Malian jihadist and drug trafficker

Abdou Aïssa, nom de guerre: Sultan Ould Bady, is a Malian jihadist and drug trafficker. He co-founded the Movement for Oneness and Jihad in West Africa (MOJWA) with Hamada Ould Mohamed Kheirou and Ahmed al-Tilemsi, and founded Katibat Salahaddin, a katiba within MOJWA that later reformed in the Islamic State in the Greater Sahara after Bady defected.

== Biography ==
Bady descends from an Arab and Tuareg family, but associates himself with the Lemhar Arabs.

Bady was arrested on December 7, 2010, by the Mauritanian army in a convoy of drug traffickers. Bady was referred to as a link between drug traffickers in the Polisario Front and Al-Qaeda in the Islamic Maghreb (AQIM), while also having connections with the Algerian DRS. Bady was alleged to have also kidnapped and resold European tourists in the Sahara before joining AQIM, but this couldn't be confirmed by Mauritanian authorities at the time.

Bady joined AQIM between 2006 and 2010. Le Figaro states Bady could've also been part of AQIM as early as 2001 or 2002, after being recruited by Mokhtar Belmokhtar. When he first joined AQIM, he fought in Katiba Abou Zeid. He participated in several kidnappings of hostages, including the kidnapping of two Canadian diplomats in Niger in 2008 under the command of Belmokhtar. Bady also kidnapped two Swiss nationals and three Spaniards in 2009, and two Algerian diplomats in 2012 in Gao. Yoro Ould Daha, a former official of MOJWA who defected to the Arab Movement of Azawad (MAA), stated Bady was personally involved in the kidnapping of Gilberto Rodrigues Leal in 2012 in Gao.

Ould Bady founded the Movement for Oneness and Jihad in West Africa (MOJWA) in 2011 with Hamada Ould Mohamed Kheirou and Ahmed al-Tilemsi. He took part in the Mali War when it broke out in 2012, founding Katiba Salahaddin, one of the four katibas in MOJWA. Katiba Salahaddin was led by Bady and Adnan Abu Walid al-Sahrawi, and many fighters came from Gao or Kidal region.

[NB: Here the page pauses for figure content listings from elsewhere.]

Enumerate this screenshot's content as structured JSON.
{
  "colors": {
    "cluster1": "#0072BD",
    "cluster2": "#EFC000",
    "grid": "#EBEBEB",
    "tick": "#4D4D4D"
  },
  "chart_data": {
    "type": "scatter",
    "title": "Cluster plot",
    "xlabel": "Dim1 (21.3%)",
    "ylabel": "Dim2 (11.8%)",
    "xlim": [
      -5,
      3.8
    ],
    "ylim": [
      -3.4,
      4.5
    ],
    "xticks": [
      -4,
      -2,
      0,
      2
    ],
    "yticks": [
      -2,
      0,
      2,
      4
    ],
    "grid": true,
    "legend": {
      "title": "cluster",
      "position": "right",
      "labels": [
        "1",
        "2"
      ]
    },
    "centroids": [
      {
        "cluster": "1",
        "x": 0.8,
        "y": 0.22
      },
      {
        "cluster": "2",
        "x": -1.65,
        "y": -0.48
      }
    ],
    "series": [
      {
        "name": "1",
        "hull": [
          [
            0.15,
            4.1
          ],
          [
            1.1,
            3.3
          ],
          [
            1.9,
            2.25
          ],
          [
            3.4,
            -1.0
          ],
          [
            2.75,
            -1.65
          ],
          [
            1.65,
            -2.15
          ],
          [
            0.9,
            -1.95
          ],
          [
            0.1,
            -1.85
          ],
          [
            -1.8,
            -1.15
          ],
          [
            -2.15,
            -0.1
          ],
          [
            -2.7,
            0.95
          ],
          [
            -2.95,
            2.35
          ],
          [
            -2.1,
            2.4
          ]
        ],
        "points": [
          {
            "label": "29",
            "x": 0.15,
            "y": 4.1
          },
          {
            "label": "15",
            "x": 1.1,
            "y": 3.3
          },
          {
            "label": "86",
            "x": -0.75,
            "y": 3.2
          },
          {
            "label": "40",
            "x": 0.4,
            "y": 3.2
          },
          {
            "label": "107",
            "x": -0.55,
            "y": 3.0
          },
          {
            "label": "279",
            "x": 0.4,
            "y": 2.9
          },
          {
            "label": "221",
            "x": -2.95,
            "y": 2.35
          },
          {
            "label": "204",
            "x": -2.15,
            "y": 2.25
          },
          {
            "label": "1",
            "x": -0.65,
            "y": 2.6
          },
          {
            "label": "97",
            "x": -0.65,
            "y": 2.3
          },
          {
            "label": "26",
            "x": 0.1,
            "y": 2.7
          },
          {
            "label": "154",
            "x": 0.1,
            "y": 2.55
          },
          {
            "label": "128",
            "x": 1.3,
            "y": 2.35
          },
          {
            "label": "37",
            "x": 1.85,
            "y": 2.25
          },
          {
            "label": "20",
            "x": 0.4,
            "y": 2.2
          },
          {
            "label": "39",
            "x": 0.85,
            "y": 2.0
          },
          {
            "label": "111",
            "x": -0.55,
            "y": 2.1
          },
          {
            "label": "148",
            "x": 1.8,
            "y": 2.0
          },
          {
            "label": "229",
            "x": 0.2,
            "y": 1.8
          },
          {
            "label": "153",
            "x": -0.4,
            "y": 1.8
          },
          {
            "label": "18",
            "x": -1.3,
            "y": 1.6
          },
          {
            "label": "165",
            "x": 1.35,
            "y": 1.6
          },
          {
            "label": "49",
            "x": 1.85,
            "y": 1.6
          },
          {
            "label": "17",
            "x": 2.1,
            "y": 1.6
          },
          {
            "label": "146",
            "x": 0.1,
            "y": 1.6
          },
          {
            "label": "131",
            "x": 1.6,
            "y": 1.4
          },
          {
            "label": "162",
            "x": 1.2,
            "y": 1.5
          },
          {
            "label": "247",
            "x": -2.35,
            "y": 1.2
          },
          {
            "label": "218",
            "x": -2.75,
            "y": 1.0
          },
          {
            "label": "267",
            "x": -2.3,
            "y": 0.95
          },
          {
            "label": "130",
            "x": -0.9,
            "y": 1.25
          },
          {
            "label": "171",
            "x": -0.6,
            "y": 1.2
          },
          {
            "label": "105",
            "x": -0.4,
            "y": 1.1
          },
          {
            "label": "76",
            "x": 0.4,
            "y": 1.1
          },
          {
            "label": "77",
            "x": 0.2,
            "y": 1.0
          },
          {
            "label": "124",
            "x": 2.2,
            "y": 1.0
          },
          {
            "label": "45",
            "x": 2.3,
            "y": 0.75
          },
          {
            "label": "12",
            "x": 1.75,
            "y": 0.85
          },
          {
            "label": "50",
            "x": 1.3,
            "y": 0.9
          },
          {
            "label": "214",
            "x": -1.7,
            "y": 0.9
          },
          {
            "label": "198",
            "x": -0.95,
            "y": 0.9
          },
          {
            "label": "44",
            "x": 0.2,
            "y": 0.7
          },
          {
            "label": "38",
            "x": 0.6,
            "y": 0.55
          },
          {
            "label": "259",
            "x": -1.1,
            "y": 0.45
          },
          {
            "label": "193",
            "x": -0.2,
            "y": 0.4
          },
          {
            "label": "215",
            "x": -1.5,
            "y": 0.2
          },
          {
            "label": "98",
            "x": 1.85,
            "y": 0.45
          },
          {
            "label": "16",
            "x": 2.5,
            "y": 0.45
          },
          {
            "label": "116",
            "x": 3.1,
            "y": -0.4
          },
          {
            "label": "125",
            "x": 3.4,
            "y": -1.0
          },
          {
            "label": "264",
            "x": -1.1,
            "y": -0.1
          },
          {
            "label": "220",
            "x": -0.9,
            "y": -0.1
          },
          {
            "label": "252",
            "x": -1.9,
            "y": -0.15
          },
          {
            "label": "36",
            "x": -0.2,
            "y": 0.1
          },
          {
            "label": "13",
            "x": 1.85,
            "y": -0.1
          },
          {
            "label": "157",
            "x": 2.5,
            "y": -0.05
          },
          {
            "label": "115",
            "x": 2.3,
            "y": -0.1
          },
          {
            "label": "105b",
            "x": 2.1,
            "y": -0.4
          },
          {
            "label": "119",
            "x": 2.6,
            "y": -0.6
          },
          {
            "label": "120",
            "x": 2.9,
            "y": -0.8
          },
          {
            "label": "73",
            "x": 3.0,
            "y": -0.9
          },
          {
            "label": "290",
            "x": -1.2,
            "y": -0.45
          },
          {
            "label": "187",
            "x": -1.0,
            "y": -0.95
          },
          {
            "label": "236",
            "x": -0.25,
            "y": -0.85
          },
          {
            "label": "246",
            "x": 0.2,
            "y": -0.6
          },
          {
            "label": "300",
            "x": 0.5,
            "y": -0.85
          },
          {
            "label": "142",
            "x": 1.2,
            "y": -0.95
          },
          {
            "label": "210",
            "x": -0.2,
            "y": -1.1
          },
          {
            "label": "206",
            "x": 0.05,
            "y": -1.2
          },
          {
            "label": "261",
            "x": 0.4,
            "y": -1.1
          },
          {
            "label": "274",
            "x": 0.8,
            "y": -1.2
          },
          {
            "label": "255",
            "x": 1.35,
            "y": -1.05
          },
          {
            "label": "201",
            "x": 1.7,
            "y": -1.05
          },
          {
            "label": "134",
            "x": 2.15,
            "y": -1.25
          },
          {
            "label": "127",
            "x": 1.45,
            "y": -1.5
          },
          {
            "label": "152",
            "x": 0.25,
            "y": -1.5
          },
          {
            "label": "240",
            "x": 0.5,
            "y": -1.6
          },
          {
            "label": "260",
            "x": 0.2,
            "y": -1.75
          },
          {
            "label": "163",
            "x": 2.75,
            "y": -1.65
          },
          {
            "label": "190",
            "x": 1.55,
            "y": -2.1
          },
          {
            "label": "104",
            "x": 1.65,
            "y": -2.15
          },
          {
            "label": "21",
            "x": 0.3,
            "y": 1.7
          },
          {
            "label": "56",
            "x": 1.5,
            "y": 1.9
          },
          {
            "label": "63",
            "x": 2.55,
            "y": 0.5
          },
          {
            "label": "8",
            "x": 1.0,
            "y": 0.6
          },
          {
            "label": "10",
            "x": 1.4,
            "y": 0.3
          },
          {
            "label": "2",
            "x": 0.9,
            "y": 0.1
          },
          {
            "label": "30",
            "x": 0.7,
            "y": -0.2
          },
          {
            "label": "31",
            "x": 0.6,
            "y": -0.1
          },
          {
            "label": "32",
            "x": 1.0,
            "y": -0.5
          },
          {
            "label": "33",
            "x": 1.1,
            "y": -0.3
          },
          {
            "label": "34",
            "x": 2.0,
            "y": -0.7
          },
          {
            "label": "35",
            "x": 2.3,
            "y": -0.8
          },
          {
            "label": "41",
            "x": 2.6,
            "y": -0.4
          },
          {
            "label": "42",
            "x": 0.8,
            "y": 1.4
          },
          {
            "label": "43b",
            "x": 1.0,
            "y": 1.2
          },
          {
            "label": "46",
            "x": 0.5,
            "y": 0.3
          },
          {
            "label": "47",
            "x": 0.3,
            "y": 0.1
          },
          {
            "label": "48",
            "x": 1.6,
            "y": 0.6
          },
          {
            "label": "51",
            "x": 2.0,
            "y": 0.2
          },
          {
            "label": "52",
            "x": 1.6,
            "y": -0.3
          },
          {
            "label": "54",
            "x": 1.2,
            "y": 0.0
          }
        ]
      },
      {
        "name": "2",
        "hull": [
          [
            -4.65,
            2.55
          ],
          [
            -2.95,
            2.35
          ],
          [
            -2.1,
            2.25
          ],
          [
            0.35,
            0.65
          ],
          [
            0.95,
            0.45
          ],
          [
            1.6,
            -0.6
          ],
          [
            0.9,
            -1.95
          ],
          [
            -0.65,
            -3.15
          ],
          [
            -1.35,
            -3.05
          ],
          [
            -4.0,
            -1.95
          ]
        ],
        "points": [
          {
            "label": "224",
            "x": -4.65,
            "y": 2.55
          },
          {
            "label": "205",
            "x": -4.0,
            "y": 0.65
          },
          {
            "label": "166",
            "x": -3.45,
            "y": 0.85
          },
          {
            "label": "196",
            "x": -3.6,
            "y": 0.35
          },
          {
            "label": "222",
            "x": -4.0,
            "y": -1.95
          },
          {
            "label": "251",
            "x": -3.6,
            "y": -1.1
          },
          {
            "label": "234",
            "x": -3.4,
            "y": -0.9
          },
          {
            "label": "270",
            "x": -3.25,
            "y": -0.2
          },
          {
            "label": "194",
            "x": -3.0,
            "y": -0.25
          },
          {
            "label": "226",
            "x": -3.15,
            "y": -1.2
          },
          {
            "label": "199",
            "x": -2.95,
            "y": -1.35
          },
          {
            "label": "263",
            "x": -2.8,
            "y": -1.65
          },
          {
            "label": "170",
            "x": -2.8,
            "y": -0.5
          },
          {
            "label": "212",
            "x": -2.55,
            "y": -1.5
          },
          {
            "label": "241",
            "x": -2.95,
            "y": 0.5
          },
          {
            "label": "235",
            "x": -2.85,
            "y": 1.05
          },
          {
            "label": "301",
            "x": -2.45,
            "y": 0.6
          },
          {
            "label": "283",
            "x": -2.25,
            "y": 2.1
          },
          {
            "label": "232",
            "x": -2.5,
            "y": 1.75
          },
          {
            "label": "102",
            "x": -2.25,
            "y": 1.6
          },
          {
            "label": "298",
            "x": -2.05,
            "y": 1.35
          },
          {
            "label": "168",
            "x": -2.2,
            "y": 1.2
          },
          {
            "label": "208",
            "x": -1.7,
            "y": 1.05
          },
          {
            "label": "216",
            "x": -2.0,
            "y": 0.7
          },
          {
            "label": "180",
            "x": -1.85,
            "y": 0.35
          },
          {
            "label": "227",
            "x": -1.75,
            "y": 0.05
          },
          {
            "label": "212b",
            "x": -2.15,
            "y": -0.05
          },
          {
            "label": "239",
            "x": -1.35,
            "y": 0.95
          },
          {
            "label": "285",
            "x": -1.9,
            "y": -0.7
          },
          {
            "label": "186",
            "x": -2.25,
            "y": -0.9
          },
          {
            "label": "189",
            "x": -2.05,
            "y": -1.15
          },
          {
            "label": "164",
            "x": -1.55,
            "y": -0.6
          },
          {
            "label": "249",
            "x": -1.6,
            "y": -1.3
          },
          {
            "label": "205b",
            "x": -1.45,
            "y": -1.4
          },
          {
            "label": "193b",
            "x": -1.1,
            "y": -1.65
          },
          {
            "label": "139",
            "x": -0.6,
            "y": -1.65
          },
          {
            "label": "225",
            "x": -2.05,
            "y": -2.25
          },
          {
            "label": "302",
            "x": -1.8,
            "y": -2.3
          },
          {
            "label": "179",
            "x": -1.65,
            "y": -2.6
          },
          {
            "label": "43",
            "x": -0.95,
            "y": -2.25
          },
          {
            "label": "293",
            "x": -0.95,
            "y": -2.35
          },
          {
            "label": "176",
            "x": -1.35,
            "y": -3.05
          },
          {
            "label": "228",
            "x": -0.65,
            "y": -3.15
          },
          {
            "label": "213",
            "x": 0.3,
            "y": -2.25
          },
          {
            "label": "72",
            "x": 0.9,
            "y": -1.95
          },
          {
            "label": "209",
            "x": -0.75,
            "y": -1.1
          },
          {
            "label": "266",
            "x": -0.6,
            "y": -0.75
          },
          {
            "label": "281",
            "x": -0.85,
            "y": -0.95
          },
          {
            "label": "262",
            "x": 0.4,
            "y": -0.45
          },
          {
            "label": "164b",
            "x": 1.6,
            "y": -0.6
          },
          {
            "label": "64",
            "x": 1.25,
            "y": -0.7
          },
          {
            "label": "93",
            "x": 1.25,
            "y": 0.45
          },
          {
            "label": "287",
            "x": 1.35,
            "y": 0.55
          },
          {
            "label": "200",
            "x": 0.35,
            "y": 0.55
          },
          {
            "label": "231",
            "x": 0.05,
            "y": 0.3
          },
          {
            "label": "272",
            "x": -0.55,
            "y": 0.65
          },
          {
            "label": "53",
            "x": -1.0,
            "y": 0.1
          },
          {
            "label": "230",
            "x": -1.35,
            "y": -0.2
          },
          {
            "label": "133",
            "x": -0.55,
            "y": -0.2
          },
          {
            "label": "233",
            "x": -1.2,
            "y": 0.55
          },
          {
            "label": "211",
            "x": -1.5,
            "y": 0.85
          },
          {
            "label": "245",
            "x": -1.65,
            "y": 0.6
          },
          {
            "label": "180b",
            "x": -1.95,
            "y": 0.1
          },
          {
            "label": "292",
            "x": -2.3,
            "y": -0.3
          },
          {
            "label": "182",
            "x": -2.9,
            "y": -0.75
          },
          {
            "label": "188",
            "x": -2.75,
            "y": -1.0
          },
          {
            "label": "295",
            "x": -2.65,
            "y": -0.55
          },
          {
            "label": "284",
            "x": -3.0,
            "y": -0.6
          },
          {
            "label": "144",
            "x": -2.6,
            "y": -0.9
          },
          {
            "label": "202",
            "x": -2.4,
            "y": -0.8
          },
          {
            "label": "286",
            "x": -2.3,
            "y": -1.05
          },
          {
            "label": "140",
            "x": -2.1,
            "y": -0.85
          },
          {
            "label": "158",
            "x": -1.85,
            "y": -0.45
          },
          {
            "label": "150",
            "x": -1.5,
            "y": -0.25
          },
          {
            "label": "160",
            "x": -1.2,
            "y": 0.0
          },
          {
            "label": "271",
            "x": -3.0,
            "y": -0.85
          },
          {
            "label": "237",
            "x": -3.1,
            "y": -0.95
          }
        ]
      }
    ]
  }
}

On January 2, 2013, Bady defected from MOJWA and left to join Ansar Dine with his katiba. While the reasons for the defection are unknown, Mohamed Ould Ramadane, a spokesperson for the MAA, stated that Katiba Salahaddin left after the UN designated MOJWA as a terrorist group, and that they wanted to avoid international condemnation. On October 23, 2013, Bady claimed responsibility for the 2013 Tessalit attack. He then claimed responsibility for the December 14, 2013, 2013 Kidal attack that killed two Senegalese peacekeepers, and then the firing of nine rockets towards the MINUSMA camp in Aguelhok in August 2014.

Bady formed his own group in late 2013, but joined al-Mourabitoun shortly afterwards and later rejoined AQIM. Bady claimed responsibility for an attack on a MINUSMA convoy in October 2014 that led to the deaths of nine Nigerien peacekeepers. Around this time, Bady was in active armed conflict with his former comrades from MOJWA. He then fled to Sirte in Libya briefly during French intervention in Mali.

Bady joined the Islamic State in the Greater Sahara in 2017 or early 2018. He then participated with his Katiba in attacks against GATIA and MSA fighters in Ménaka. He lost his two training camps in the region in 2018, and was faced with heavy pressure by French and Tuareg forces. He fled to Niger, and found himself in Algeria.

On August 11, 2018, he surrendered to Algerian authorities in Tamanrasset, likely seeking benefit from Algerian amnesty laws that remained in force from the Algerian Civil War.